The Department for Work and Pensions (DWP) faces mounting pressure to close a benefits loophole that allows EU citizens with settled status to claim UK unemployment benefits while living abroad, after Poland's government published a step-by-step guide encouraging its citizens to do so before leaving the UK.
Poland's 'Powroty' Website Urges Benefit Claims
The Polish government website 'Powroty' advises Poles to check their eligibility for DWP benefits before departing the UK, stating: "The UK unemployment benefit is higher than the equivalent benefit paid in Poland. It's important to apply for it before leaving.
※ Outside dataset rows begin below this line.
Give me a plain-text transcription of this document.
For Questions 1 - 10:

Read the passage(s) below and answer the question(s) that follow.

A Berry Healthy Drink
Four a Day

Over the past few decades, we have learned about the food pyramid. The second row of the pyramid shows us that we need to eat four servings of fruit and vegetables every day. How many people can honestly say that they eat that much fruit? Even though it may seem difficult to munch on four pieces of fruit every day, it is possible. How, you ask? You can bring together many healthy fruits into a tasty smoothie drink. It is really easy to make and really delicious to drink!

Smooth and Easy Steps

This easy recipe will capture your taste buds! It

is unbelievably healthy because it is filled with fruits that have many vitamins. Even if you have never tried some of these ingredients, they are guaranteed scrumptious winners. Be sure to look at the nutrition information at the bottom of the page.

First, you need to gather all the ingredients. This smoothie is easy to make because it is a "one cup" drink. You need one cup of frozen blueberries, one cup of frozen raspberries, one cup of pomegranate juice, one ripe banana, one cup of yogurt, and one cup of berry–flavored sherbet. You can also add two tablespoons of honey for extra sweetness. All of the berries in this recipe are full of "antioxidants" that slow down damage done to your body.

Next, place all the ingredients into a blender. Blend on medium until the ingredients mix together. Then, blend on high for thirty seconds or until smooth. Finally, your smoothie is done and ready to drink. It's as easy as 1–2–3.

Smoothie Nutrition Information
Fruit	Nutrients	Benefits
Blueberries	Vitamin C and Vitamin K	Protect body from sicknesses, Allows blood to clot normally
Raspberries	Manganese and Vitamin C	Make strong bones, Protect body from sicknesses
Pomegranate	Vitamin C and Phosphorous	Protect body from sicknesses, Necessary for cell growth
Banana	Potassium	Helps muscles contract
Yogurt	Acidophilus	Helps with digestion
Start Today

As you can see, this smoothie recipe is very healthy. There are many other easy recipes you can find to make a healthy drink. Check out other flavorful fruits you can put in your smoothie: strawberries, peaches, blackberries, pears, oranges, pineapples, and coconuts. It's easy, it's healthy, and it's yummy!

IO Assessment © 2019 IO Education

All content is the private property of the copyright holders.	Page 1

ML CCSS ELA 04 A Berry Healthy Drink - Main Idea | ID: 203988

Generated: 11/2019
Once you return to Poland, you won't be able to start the benefits process." Under post-Brexit rules, EU citizens who obtained settled status before December 2020 can continue to receive DWP benefits in another EU country for up to three months while seeking work.
Political Reaction: 'Britain Has Become a Laughing Stock'
Helen Whately, the Conservative Shadow Work and Pensions Secretary, condemned the situation: "Britain has become world-renowned for our soft-touch benefits handouts. When other nations are advising their own citizens on how to game benefits in the UK, it is clear how desperately broken our system has become. We have become a laughing stock." She added that the Conservatives have vowed to end rules allowing foreign citizens to claim benefits to cut the ballooning benefits bill.
Richard Tice, deputy leader of Reform UK, said: "This is yet another outrageous benefits abuse on British taxpayers. Reform will stop all this nonsense."
Public Outrage on Social Media
The revelation sparked fury online. One user on X wrote: "What a f***ing joke everyone… seriously… paying benefits for people not living in the UK." Another said: "We are an incredibly soft touch. Our political class have been stealing from us for decades." A third commented: "Firesale Britain: everything must go." A fourth added: "Always reassuring to know that the taxes you pay are put to good use…" Another user noted: "Thousands of Poles have already left UK since Brexit to enjoy better growth and wages in their own country; our system still offers some of them a soft landing payment on the way out. Britain isn't just a place you can earn and send money home from; it's now a place whose benefits can follow you home if you tick the right boxes. If that doesn't scream 'failing state with upside‑down incentives', what does?"
Government Response
A Labour Party government spokesman said: "The Withdrawal Agreement is a reciprocal arrangement negotiated by the previous government, and it is not a mechanism to maximise claims on British taxpayers."